Intended for healthcare professionals

Head To Head

Should we screen for aortic aneurysm? No

BMJ 2008; 336 doi: https://doi.org/10.1136/bmj.39514.494167.AD (Published 17 April 2008) Cite this as: BMJ 2008;336:863
  1. James N Johnson, consultant surgeon
  1. 1Halton General Hospital, Runcorn WA7 2DA
  1. jnjohnson33{at}hotmail.com

In January, the government announced pilot screening programmes for men aged 65 in England, with national screening to follow. Stephen Brearley (doi: 10.1136/bmj.39517.443796.AD) describes the rationale for this proposal while James Johnson argues that it is not without pitfalls

The case for screening for abdominal aortic aneurysms looks open and shut. Mortality for patients with a ruptured aneurysm is around 90% if you include those who do not survive until the ambulance arrives.1 2 But if the aneurysm is discovered before it ruptures and is repaired electively, the mortality in the hand of an experienced vascular surgeon is around 7.4% in England.3 Unfortunately abdominal aortic aneurysms rarely give rise to symptoms and so are not diagnosed before they rupture. Screening would ensure that most aneurysms in the appropriate age group will be picked up and could be repaired electively.

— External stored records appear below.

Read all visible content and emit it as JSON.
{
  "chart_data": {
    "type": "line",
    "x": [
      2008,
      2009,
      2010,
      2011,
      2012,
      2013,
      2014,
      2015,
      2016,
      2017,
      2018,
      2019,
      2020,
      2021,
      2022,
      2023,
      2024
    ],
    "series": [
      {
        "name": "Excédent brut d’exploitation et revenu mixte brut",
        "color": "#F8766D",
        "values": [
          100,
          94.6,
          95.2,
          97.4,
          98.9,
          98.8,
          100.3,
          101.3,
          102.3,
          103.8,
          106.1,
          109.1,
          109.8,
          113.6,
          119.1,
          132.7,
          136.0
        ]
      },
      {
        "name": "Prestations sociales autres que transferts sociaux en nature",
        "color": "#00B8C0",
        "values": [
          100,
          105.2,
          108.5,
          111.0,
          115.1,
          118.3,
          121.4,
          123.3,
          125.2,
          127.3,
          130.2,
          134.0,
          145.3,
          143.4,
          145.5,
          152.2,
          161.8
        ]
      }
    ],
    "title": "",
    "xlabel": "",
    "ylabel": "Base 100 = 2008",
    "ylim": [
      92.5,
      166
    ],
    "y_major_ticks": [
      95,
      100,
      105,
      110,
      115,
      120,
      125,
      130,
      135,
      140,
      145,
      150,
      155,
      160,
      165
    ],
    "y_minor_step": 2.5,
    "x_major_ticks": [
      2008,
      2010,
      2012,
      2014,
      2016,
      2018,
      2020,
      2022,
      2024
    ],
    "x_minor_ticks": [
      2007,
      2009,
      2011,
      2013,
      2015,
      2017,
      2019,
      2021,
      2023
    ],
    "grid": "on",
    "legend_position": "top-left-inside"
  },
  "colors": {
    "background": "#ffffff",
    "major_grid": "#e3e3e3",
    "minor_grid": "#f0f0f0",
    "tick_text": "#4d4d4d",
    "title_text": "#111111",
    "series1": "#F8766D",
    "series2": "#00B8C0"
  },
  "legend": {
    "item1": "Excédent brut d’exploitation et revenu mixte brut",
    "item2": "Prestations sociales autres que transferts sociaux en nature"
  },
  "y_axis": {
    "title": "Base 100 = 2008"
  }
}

The UK government seems convinced, and pilot screening programmes for men aged 65 are due to be launched this year. But I believe this move is overhasty. The average mortality for surgical repair, which comes from an epidemiological survey of 112 545 diagnoses or repairs,3 hides wide variations between hospitals. In addition, the headline case fatality rate is higher in England than that reported in most other countries.4 Specialist centres providing 24 hour access to vascular surgeons and radiologists trained in emergency endovascular repair would reduce mortality.

Questionable ethics

My main objection, however, is that I’m uneasy about taking people off the street who think they are perfectly well and subjecting them to a procedure from which 1 in 14 will die. It’s a difficult decision to justify to a grieving family who may well have taken in the positive messages about screening and early treatment without really absorbing the small but real level of risk associated with surgery.

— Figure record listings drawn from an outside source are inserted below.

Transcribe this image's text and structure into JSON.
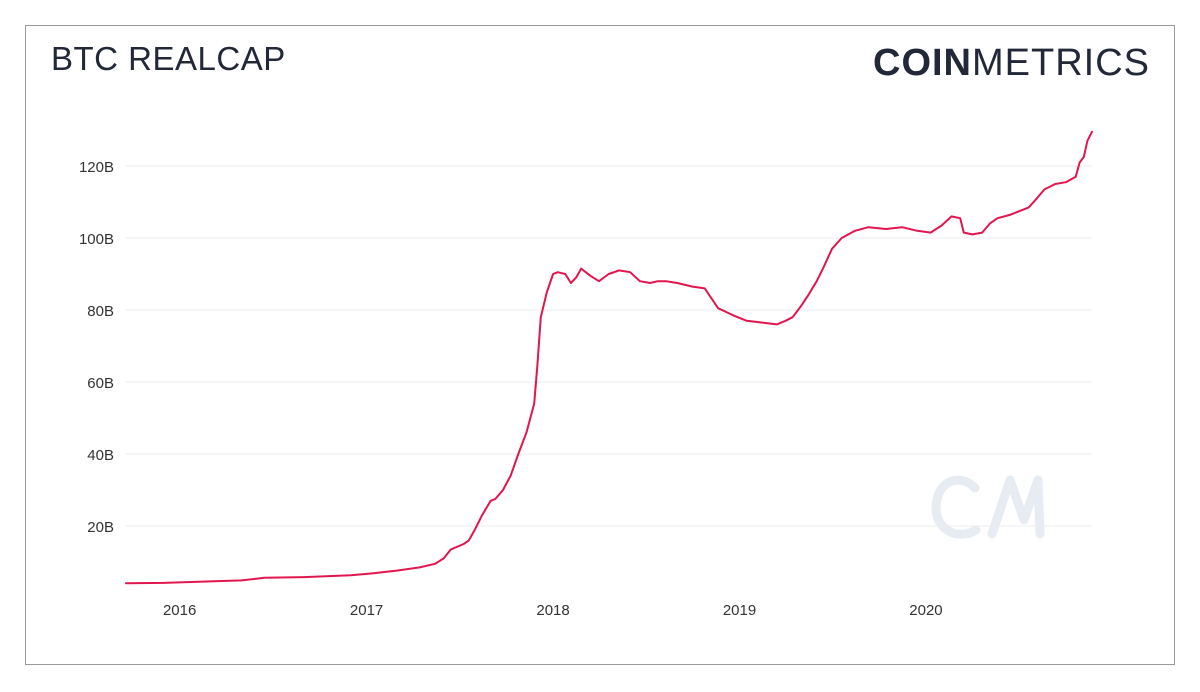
{
  "title": "BTC REALCAP",
  "logo": {
    "bold": "COIN",
    "light": "METRICS"
  },
  "colors": {
    "line": "#e1164f",
    "grid": "#ececec",
    "text": "#333333",
    "frame": "#9a9a9a"
  },
  "chart_data": {
    "type": "line",
    "title": "BTC REALCAP",
    "xlabel": "",
    "ylabel": "",
    "xlim": [
      "2015-09-18",
      "2020-11-21"
    ],
    "ylim": [
      0,
      130
    ],
    "y_unit": "B",
    "x_ticks": [
      {
        "date": "2016-01-01",
        "label": "2016"
      },
      {
        "date": "2017-01-01",
        "label": "2017"
      },
      {
        "date": "2018-01-01",
        "label": "2018"
      },
      {
        "date": "2019-01-01",
        "label": "2019"
      },
      {
        "date": "2020-01-01",
        "label": "2020"
      }
    ],
    "y_ticks": [
      {
        "value": 20,
        "label": "20B"
      },
      {
        "value": 40,
        "label": "40B"
      },
      {
        "value": 60,
        "label": "60B"
      },
      {
        "value": 80,
        "label": "80B"
      },
      {
        "value": 100,
        "label": "100B"
      },
      {
        "value": 120,
        "label": "120B"
      }
    ],
    "grid": true,
    "legend": "none",
    "series": [
      {
        "points": [
          [
            "2015-09-18",
            4.1
          ],
          [
            "2015-12-01",
            4.2
          ],
          [
            "2016-03-01",
            4.6
          ],
          [
            "2016-05-01",
            4.9
          ],
          [
            "2016-06-15",
            5.6
          ],
          [
            "2016-09-01",
            5.8
          ],
          [
            "2016-12-01",
            6.3
          ],
          [
            "2017-01-15",
            6.9
          ],
          [
            "2017-03-01",
            7.6
          ],
          [
            "2017-04-15",
            8.5
          ],
          [
            "2017-05-15",
            9.5
          ],
          [
            "2017-06-01",
            11
          ],
          [
            "2017-06-15",
            13.5
          ],
          [
            "2017-07-10",
            15
          ],
          [
            "2017-07-20",
            16
          ],
          [
            "2017-08-01",
            19
          ],
          [
            "2017-08-15",
            23
          ],
          [
            "2017-09-01",
            27
          ],
          [
            "2017-09-10",
            27.5
          ],
          [
            "2017-09-25",
            30
          ],
          [
            "2017-10-10",
            34
          ],
          [
            "2017-10-25",
            40
          ],
          [
            "2017-11-10",
            46
          ],
          [
            "2017-11-25",
            54
          ],
          [
            "2017-12-01",
            64
          ],
          [
            "2017-12-08",
            78
          ],
          [
            "2017-12-20",
            85
          ],
          [
            "2018-01-01",
            90
          ],
          [
            "2018-01-10",
            90.5
          ],
          [
            "2018-01-25",
            90
          ],
          [
            "2018-02-05",
            87.5
          ],
          [
            "2018-02-15",
            89
          ],
          [
            "2018-02-25",
            91.5
          ],
          [
            "2018-03-15",
            89.5
          ],
          [
            "2018-04-01",
            88
          ],
          [
            "2018-04-20",
            90
          ],
          [
            "2018-05-10",
            91
          ],
          [
            "2018-06-01",
            90.5
          ],
          [
            "2018-06-20",
            88
          ],
          [
            "2018-07-10",
            87.5
          ],
          [
            "2018-07-25",
            88
          ],
          [
            "2018-08-10",
            88
          ],
          [
            "2018-09-01",
            87.5
          ],
          [
            "2018-10-01",
            86.5
          ],
          [
            "2018-10-25",
            86
          ],
          [
            "2018-11-20",
            80.5
          ],
          [
            "2018-12-20",
            78.5
          ],
          [
            "2019-01-15",
            77
          ],
          [
            "2019-02-15",
            76.5
          ],
          [
            "2019-03-15",
            76
          ],
          [
            "2019-04-01",
            77
          ],
          [
            "2019-04-15",
            78
          ],
          [
            "2019-05-01",
            81
          ],
          [
            "2019-05-15",
            84
          ],
          [
            "2019-06-01",
            88
          ],
          [
            "2019-06-15",
            92
          ],
          [
            "2019-07-01",
            97
          ],
          [
            "2019-07-20",
            100
          ],
          [
            "2019-08-15",
            102
          ],
          [
            "2019-09-10",
            103
          ],
          [
            "2019-10-15",
            102.5
          ],
          [
            "2019-11-15",
            103
          ],
          [
            "2019-12-15",
            102
          ],
          [
            "2020-01-10",
            101.5
          ],
          [
            "2020-02-01",
            103.5
          ],
          [
            "2020-02-20",
            106
          ],
          [
            "2020-03-08",
            105.5
          ],
          [
            "2020-03-15",
            101.5
          ],
          [
            "2020-04-01",
            101
          ],
          [
            "2020-04-20",
            101.5
          ],
          [
            "2020-05-05",
            104
          ],
          [
            "2020-05-20",
            105.5
          ],
          [
            "2020-06-15",
            106.5
          ],
          [
            "2020-07-20",
            108.5
          ],
          [
            "2020-08-05",
            111
          ],
          [
            "2020-08-20",
            113.5
          ],
          [
            "2020-09-10",
            115
          ],
          [
            "2020-10-01",
            115.5
          ],
          [
            "2020-10-20",
            117
          ],
          [
            "2020-10-28",
            121
          ],
          [
            "2020-11-05",
            122.5
          ],
          [
            "2020-11-12",
            127
          ],
          [
            "2020-11-21",
            129.5
          ]
        ]
      }
    ]
  }
}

Aneurysms are rather like balloons—the bigger they get the more likely they are to burst. We know that aneurysms with a diameter of less than 5.5 cm are so unlikely to burst that the mortality from operating on them is greater than the likelihood of rupture.5 People who have been screened and found to have an aorta that is dilated less than 5.5 cm will be condemned to six monthly or annual ultrasound examinations to estimate the size of the aneurysm. Some grow, some don’t; and the ones that grow quickly are the most dangerous. The only way to find out is serial measurements. This in itself is straightforward enough, but all vascular surgeons have a cohort of patients who find it intolerable to have what they often describe as a “time bomb” inside them which might go off at any time and without notice.

Feasibility of repair

Even when the aneurysm grows to more than 5.5 cm, what happens next is not always straightforward. Although in an otherwise healthy patient the risk of rupture is greater than that of surgery, aneurysm patients are seldom “otherwise healthy.” An aneurysm is a disease of an artery, and arterial disease rarely exists in isolation. Most patients will have hypertension or a history of myocardial infarction or stroke. Some are diabetic. More often they are heavy smokers and have pulmonary disease. Often comorbidity is discovered during the work-up for aortic surgery, and sometimes the coronary artery disease or lung cancer has to be dealt with first.

So aneurysm screening will turn up much more than aortic aneurysms, and the cost of dealing with the comorbidity needs to be included in the cost-benefit analysis. Many patients will not be fit enough to have a repair and will be left knowing that the time bomb in their abdomen doesn’t just have a remote possibility of exploding but is quite likely to do so soon. Admittedly some, probably more than half, of these high risk patients can be treated with an aortic stent6—a lesser surgical procedure which simply requires access to the femoral arteries by incisions in both groins. The cost effectiveness of this form of treatment is, however, uncertain.7 There is also long term uncertainty about the security of the devices and persistent leaks into the aneurysmal sac (endoleaks).8 So patients with endovascular repairs have a new time bomb in the abdomen—a prosthesis that may come loose or leak (thus revascularising the aneurysm).

In a minority of patients, the configuration of the aneurysm or the condition of the patient makes even endovascular repair impossible. In any case NHS commissioners take very different views about the extent to which they are prepared to purchase endovascular repair saying (incorrectly9) that it is still experimental.

In short, many patients will be left with the knowledge that they have a life threatening condition that is liable to cause sudden death and that nothing can be done about it. It doesn’t affect the arithmetic of lives saved but it is a serious social consequence that needs to be thought through. At the very least, as with HIV, any member of the public taking the test will need intensive counselling about the possible consequences that screening might have for their future lives and psychological wellbeing.

Footnotes

  • Competing interests: None declared.